The authors then dive into heterogeneity, citing many examples of human diseases which display both locus heterogeneity (mutations in many different genes lead to the same disease), and allelic heterogeneity (many mutations in the same gene cause the same disease). The authors discuss early-onset breast and ovarian cancer, inherited hearing loss, genetics of lipid metabolism, and severe mental illnesses such as autism or schizophrenia.
Next comes a very nice discussion of the common-disease-common-variant (CDCV) hypothesis and GWAS. Thousands of "risk variants" have been identified from GWAS, yet most of these have no apparent biological function. Since most genotyping platforms select for common variants, and because evolution has ensured that most common variants are neutral, then it follows that most GWAS findings are neutral, stemming from factors other than a true association with disease risk.

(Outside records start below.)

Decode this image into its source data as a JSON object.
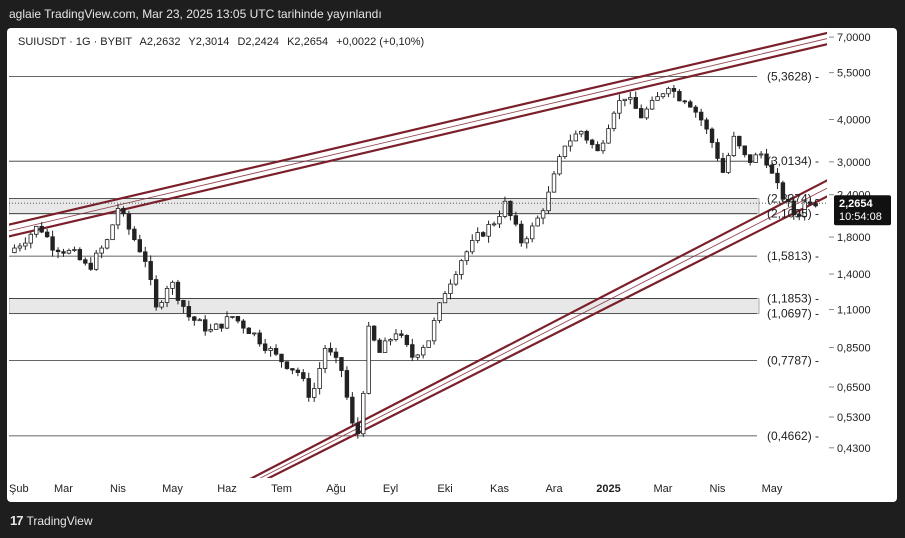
{
  "header": {
    "publish_text": "aglaie TradingView.com, Mar 23, 2025 13:05 UTC tarihinde yayınlandı"
  },
  "legend": {
    "symbol": "SUIUSDT · 1G · BYBIT",
    "open": "A2,2632",
    "high": "Y2,3014",
    "low": "D2,2424",
    "close": "K2,2654",
    "change": "+0,0022 (+0,10%)"
  },
  "footer": {
    "logo_icon": "tv-logo-icon",
    "brand": "TradingView"
  },
  "colors": {
    "channel": "#7b1f2a",
    "candle_up": "#222222",
    "level": "#333333",
    "zone": "#e8e8e8"
  },
  "chart_data": {
    "type": "candlestick",
    "symbol": "SUIUSDT",
    "interval": "1G",
    "exchange": "BYBIT",
    "y_scale": "log",
    "ylim": [
      0.38,
      7.2
    ],
    "y_ticks": [
      "7,0000",
      "5,5000",
      "4,0000",
      "3,0000",
      "2,4000",
      "1,8000",
      "1,4000",
      "1,1000",
      "0,8500",
      "0,6500",
      "0,5300",
      "0,4300"
    ],
    "x_ticks": [
      "Şub",
      "Mar",
      "Nis",
      "May",
      "Haz",
      "Tem",
      "Ağu",
      "Eyl",
      "Eki",
      "Kas",
      "Ara",
      "2025",
      "Mar",
      "Nis",
      "May"
    ],
    "horizontal_levels": [
      {
        "value": 5.3628,
        "label": "(5,3628)"
      },
      {
        "value": 3.0134,
        "label": "(3,0134)"
      },
      {
        "value": 2.3374,
        "label": "(2,3374)"
      },
      {
        "value": 2.1095,
        "label": "(2,1095)"
      },
      {
        "value": 1.5813,
        "label": "(1,5813)"
      },
      {
        "value": 1.1853,
        "label": "(1,1853)"
      },
      {
        "value": 1.0697,
        "label": "(1,0697)"
      },
      {
        "value": 0.7787,
        "label": "(0,7787)"
      },
      {
        "value": 0.4662,
        "label": "(0,4662)"
      }
    ],
    "zones": [
      [
        2.1095,
        2.3374
      ],
      [
        1.0697,
        1.1853
      ]
    ],
    "current_price": {
      "value": 2.2654,
      "label": "2,2654",
      "countdown": "10:54:08"
    },
    "price_path": [
      {
        "m": 0.0,
        "p": 1.62
      },
      {
        "m": 0.3,
        "p": 1.78
      },
      {
        "m": 0.55,
        "p": 1.95
      },
      {
        "m": 0.8,
        "p": 1.7
      },
      {
        "m": 1.2,
        "p": 1.6
      },
      {
        "m": 1.45,
        "p": 1.45
      },
      {
        "m": 1.8,
        "p": 1.75
      },
      {
        "m": 2.0,
        "p": 2.2
      },
      {
        "m": 2.2,
        "p": 1.9
      },
      {
        "m": 2.5,
        "p": 1.55
      },
      {
        "m": 2.7,
        "p": 1.1
      },
      {
        "m": 2.95,
        "p": 1.35
      },
      {
        "m": 3.3,
        "p": 1.05
      },
      {
        "m": 3.7,
        "p": 0.95
      },
      {
        "m": 4.1,
        "p": 1.05
      },
      {
        "m": 4.5,
        "p": 0.93
      },
      {
        "m": 4.9,
        "p": 0.8
      },
      {
        "m": 5.3,
        "p": 0.72
      },
      {
        "m": 5.55,
        "p": 0.6
      },
      {
        "m": 5.8,
        "p": 0.85
      },
      {
        "m": 6.1,
        "p": 0.73
      },
      {
        "m": 6.3,
        "p": 0.5
      },
      {
        "m": 6.42,
        "p": 0.47
      },
      {
        "m": 6.6,
        "p": 0.95
      },
      {
        "m": 6.8,
        "p": 0.82
      },
      {
        "m": 7.1,
        "p": 0.95
      },
      {
        "m": 7.4,
        "p": 0.8
      },
      {
        "m": 7.7,
        "p": 0.9
      },
      {
        "m": 8.0,
        "p": 1.25
      },
      {
        "m": 8.3,
        "p": 1.55
      },
      {
        "m": 8.6,
        "p": 1.8
      },
      {
        "m": 8.9,
        "p": 2.0
      },
      {
        "m": 9.1,
        "p": 2.25
      },
      {
        "m": 9.4,
        "p": 1.75
      },
      {
        "m": 9.65,
        "p": 1.95
      },
      {
        "m": 9.9,
        "p": 2.4
      },
      {
        "m": 10.2,
        "p": 3.4
      },
      {
        "m": 10.5,
        "p": 3.7
      },
      {
        "m": 10.8,
        "p": 3.2
      },
      {
        "m": 11.1,
        "p": 4.3
      },
      {
        "m": 11.3,
        "p": 4.7
      },
      {
        "m": 11.6,
        "p": 4.1
      },
      {
        "m": 11.85,
        "p": 4.5
      },
      {
        "m": 12.1,
        "p": 5.1
      },
      {
        "m": 12.25,
        "p": 4.7
      },
      {
        "m": 12.45,
        "p": 4.6
      },
      {
        "m": 12.7,
        "p": 4.0
      },
      {
        "m": 12.95,
        "p": 3.3
      },
      {
        "m": 13.1,
        "p": 2.8
      },
      {
        "m": 13.3,
        "p": 3.5
      },
      {
        "m": 13.55,
        "p": 3.0
      },
      {
        "m": 13.85,
        "p": 3.2
      },
      {
        "m": 14.05,
        "p": 2.6
      },
      {
        "m": 14.25,
        "p": 2.3
      },
      {
        "m": 14.45,
        "p": 2.05
      },
      {
        "m": 14.65,
        "p": 2.35
      },
      {
        "m": 14.85,
        "p": 2.27
      }
    ],
    "channel": {
      "upper_outer": [
        {
          "m": -0.05,
          "p": 1.95
        },
        {
          "m": 15.4,
          "p": 7.45
        }
      ],
      "upper_inner": [
        {
          "m": -0.05,
          "p": 1.8
        },
        {
          "m": 15.4,
          "p": 6.9
        }
      ],
      "upper_mid": [
        {
          "m": -0.05,
          "p": 1.87
        },
        {
          "m": 15.4,
          "p": 7.17
        }
      ],
      "lower_outer": [
        {
          "m": 4.15,
          "p": 0.33
        },
        {
          "m": 15.4,
          "p": 2.85
        }
      ],
      "lower_inner": [
        {
          "m": 4.45,
          "p": 0.33
        },
        {
          "m": 15.4,
          "p": 2.55
        }
      ],
      "lower_mid": [
        {
          "m": 4.3,
          "p": 0.33
        },
        {
          "m": 15.4,
          "p": 2.7
        }
      ]
    }
  }
}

For one, the authors cite a problem we're all well aware of: population stratification. Yet we tend to think that if we eliminate ethnic outliers or control for stratification with PCA or the like, then we've eliminated the problem. Yet the authors point to a recently Nature-published GWAS in autism that provides a striking example of the problem hypervariable alleles can cause. The authors found an association with a SNP which had a frequency in cases of 0.65, and a frequency in controls of 0.61. All cases and controls were of European descent. Yet the frequency of the risk variant varies from 0.21 to 0.77 across European populations! (N.b. - see the discussion of this point in a newer post). This difference in frequency across European populations is 14 times higher than the frequency difference between cases and controls! Even very minimal differences in ancestry between cases and controls could have explained this association rather than true association with autism.

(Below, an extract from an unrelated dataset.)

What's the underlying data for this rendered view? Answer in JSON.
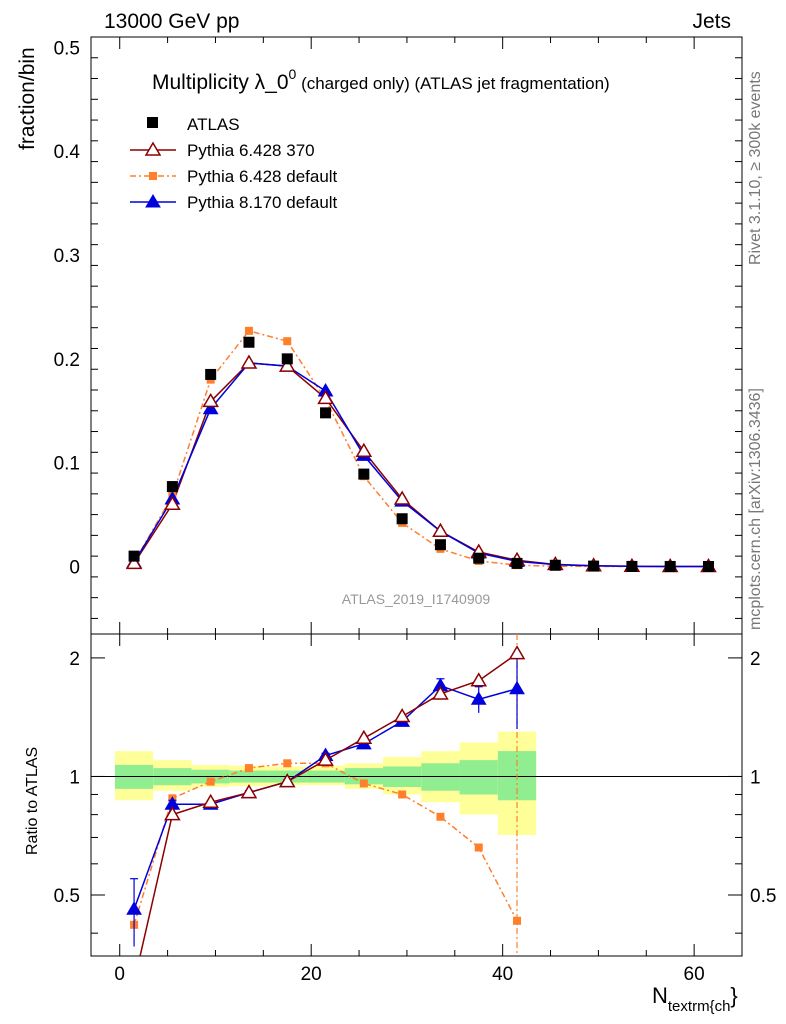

The authors do give a few examples of where common variants truly affect a common disease (hemoglobin genes and sickle-cell anemia, autoimmune disorders and the MHC region, Alzheimer's disease and APOE, lactose intolerance and alleles in the lactase gene enhancer region). Yet these examples prove two points. (1) All the variants in these genes have a demonstrable effect on the protein or its expression, as opposed to most GWAS findings, and (2) back to the evolutionary perspective, all of these genes have reason to remain common because of their evasion of evolutionary pressure, because they either do not affect reproductive fitness, or are balanced by positive selection.
The authors conclude by offering potential paths going forward, utilizing high-throughput sequencing technologies. One of the problems with sequencing data is not just finding potentially deleterious mutations, but determining which of the many potentially deleterious mutations actually play a role in human disease. One of the most promising strategies is to use next-gen sequencing to trace coinheritance of potential disease causing alleles with disease within affected families - essentially linkage analysis. Finally the authors assert that replication in genetics studies should focus on the identification and confirmation of multiple biologically relevant mutations in the same gene. This would provide both biological and epidemiological support for the causality of the gene or pathway in the pathogenesis of the disease.
This essay is definitely worth a read.
Cell: Genetic Heterogeneity in Human Disease
Update Tuesday, April 27, 2010: Keep an eye out over at Genetic Future for an upcoming post pointing out some of the problems with this paper I didn't consider here.